I am the biggest Christmas movie and Christmas music sap ever. I can't get enough of it and have been like that ever since I can remember. I live in New York and one of the radio stations here, Soft Rock 106.7, plays Christmas music which starts up just about Thanksgiving time until Christmas Day. I listen as much as I can. It brings me back to being a kid, my mom getting the house all ready for the holidays and playing her Christmas music while cleaning, prepping, cooking, baking. Nat King Cole, Johnny Mathis and one of my most favorites, Holiday Sing-Along with Mitch Miller, which had the song Must Be Santa and for the sing-along, there was a list of the lyrics inside the album cover. There I go again tawking about one of my old fashioned contraptions! I wonder now if they make Mitch sing-along CDs? Are the lyric sheets so tiny that you can't see them so you can sing-along?! No they probably link you to the computer and you can see it there! How times have changed and keep on changing, right before my very eyes!
Here is Must Be Santa, along with the lyrics. Sing-along with Mitch! Remember those days, some of you had to have sung along with Mitch?! Teach it to yourself, your kids, your grand kids! It's such a fun Christmas song! No bouncing ball rolling over the words either. Anyone remember that?!
So again, this music and all the movies on TV bring me back to the magic of Christmas time when I was a kid. As the years pass by and I learn more of life's hard lessons, at this time of the year I forget about the hard lessons and remember so many magical wonderful times, super happy feelings. Watching these movies and listening to the music overloads my senses, I get a natural high. I can see, smell and hear those days, like a movie playing in my head with extra special effects no movie could ever create.
At Christmas time my mom was baking cookies for days. The smell coming home from school was amazing. She made so many, she was able to give us all a big batch to bring into our teachers as a gift, at that time 5 of us were in school. We had boxes of cookies in the house and as much as we ate them, there were still some more, another box hid away in the closet. We were all big cookie fans in our house, cookies and milk, dunkers and non-dunkers. Christmas cookies lasted weeks after Christmas time, just extending those magic moments in my heart.
Then remembering all the baking mom did, I also remember begging for the store-bought treats.
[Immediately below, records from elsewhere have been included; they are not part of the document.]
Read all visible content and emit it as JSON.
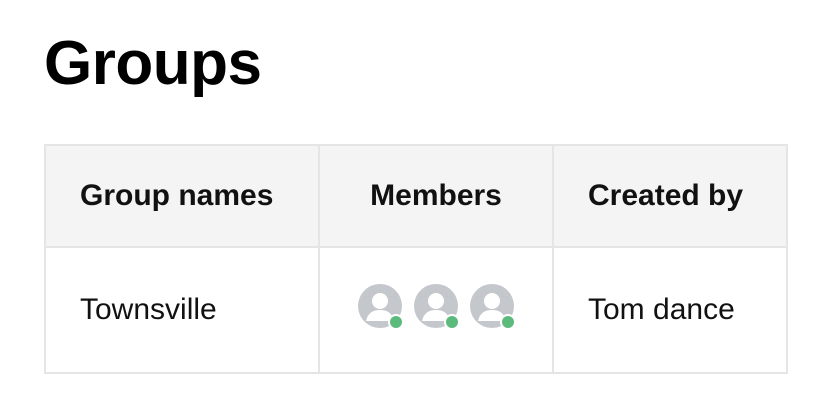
{
  "page": {
    "title": "Groups"
  },
  "table": {
    "columns": [
      "Group names",
      "Members",
      "Created by"
    ],
    "rows": [
      {
        "group_name": "Townsville",
        "members": [
          {
            "icon": "user-avatar-icon",
            "status": "online"
          },
          {
            "icon": "user-avatar-icon",
            "status": "online"
          },
          {
            "icon": "user-avatar-icon",
            "status": "online"
          }
        ],
        "created_by": "Tom dance"
      }
    ]
  },
  "colors": {
    "avatar": "#c4c7cc",
    "online": "#5dba7d",
    "header_bg": "#f4f4f4",
    "border": "#e5e5e5"
  }
}
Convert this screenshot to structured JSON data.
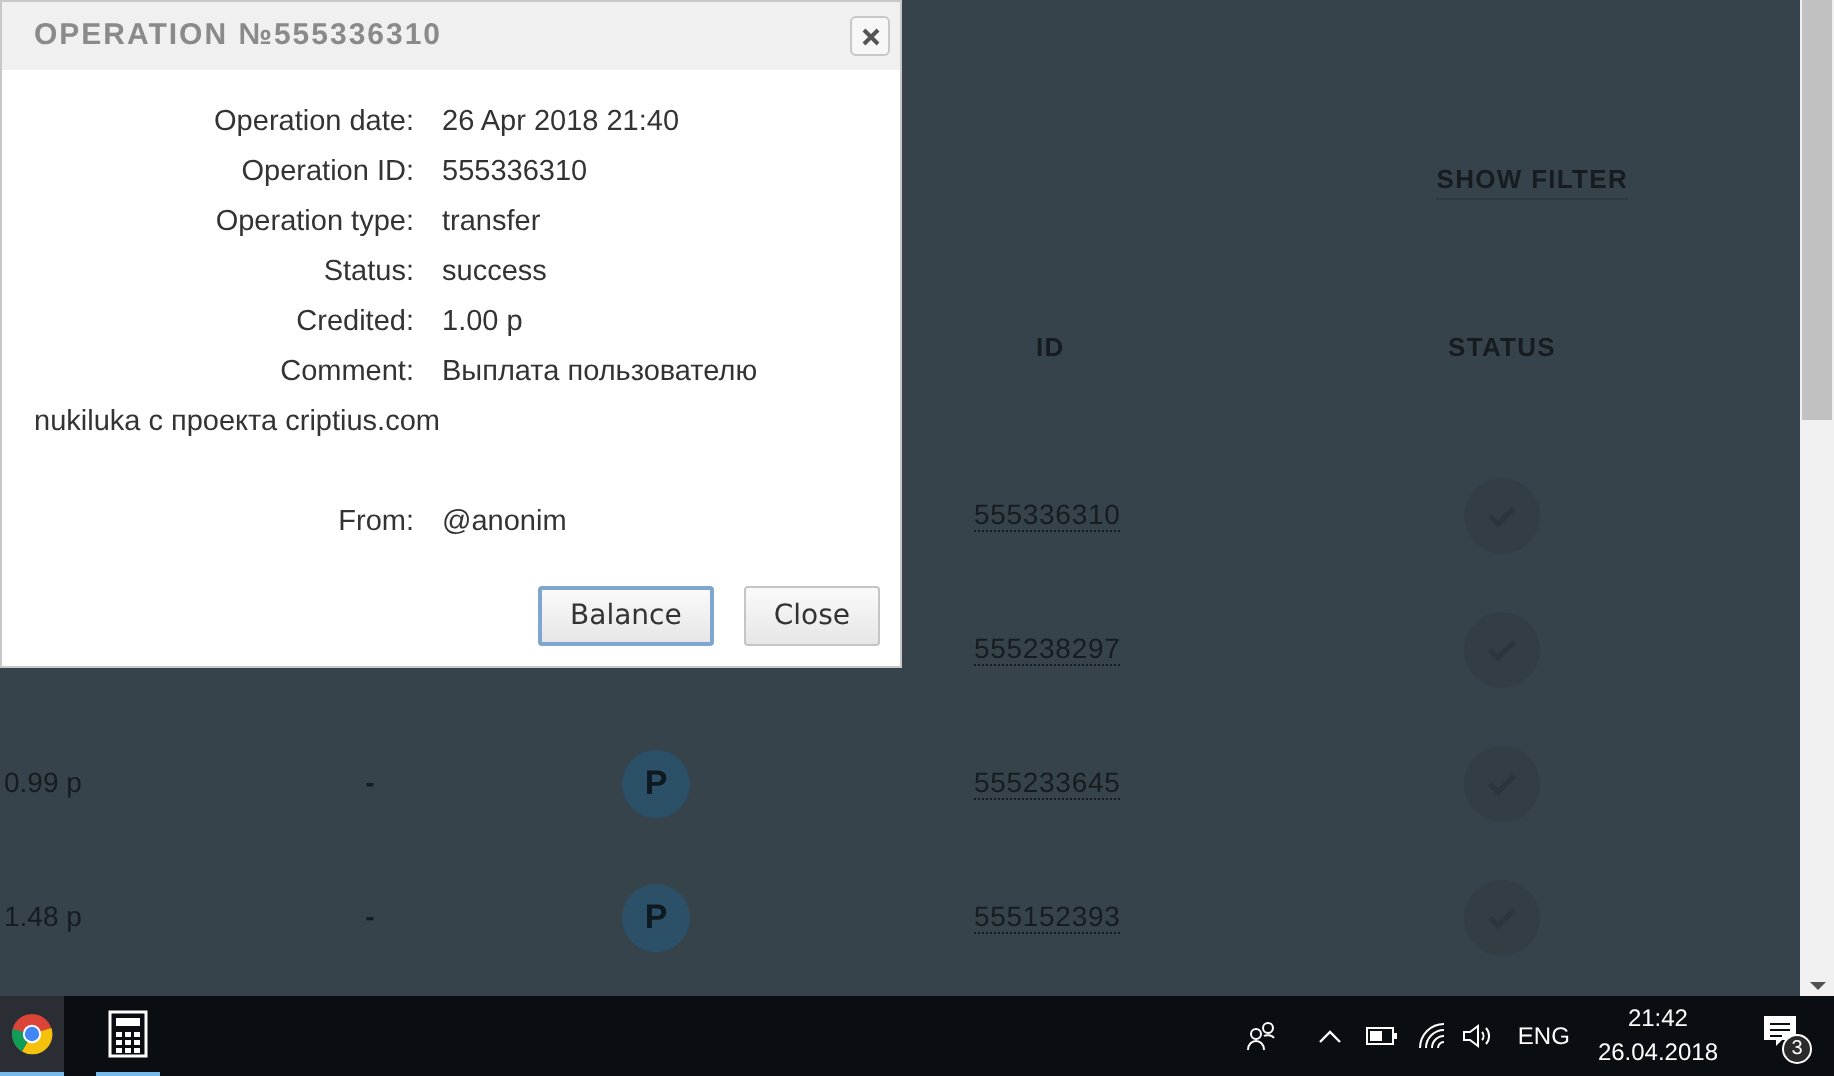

We wanted all those fun foods and snacks we saw on the TV commercials too. We wanted Devil Dogs, Yankee Doodles. We had Carvel Flying Saucers on special nights, but mostly, poor us, my mom baked a cake, cupcakes, cookies, pastries all from scratch. Waffles and ice cream too, hot off the old fashioned awesome waffle grill my mom used, with ice cream from the Beyers' Candy and Soda Shop. The ice cream was packed in a container like you would get rice in at a Chinese restaurant. They would pack it into the container, ice cream overflowing and then they put a piece of waxed paper over it to keep it from falling out. I loved sitting at the counter top, sitting on the old fashioned stools that spun around, and spin I did. The entire time from finding out we were having ice cream, to picking it up and bringing it home and then enjoying our treat was a big deal, more special moments, and I'm so glad they pop up in my heart at this time of the year because I also have my sad moments.
Christmas is a hard time of the year for so many people and as much as I have, and I have so so much, I am truly blessed, I still get a little out of sorts this time of the year and I also feel so much empathy for the people that feel even sadder than me at this time of the year, I just maybe understand a little more of how they must feel. I shouldn't be sad, but again I can't help it. This song I've shared below, Judy Garland singing Have Yourself a Merry Little Christmas from the wonderful movie Meet Me In St. Louis, is a Christmas song that makes me feel happy and sad. But it's one of my favorites, no matter who sings it but I think Judy may have done it best.
So you may cry, I do, but in the end, I think about the line "if the fates allow" and I remember that all year round, I live for each day, I love for each day, so far "the fates" have allowed me to be here, with a wonderful family, awesome friends. I gotta say It's A Wonderful Life!!!
I'm taking the weekend off blogging to be with my family for Christmas as I hope all of you are too (or for Hanukkah, Kwanzaa, Family Time, whatever). If the fates allow you to be here, BE HERE!
LIVE AND LOVE
AND HAVE YOURSELF A MOLLY LITTLE TRISHMAS NOW!
2 comments:
We had so many of the same traditions, Mitch Miller (my favorite night of TV) cookie baking (that continues today) and Christmas movies....I love it all....
Again, reading this blog helps me remember and smile....Thanks and have a Very, Merry Christmas!! All my love to you and the family.
I hope I can be half the mom that Grandma Cake was. She envoloped everything that was love!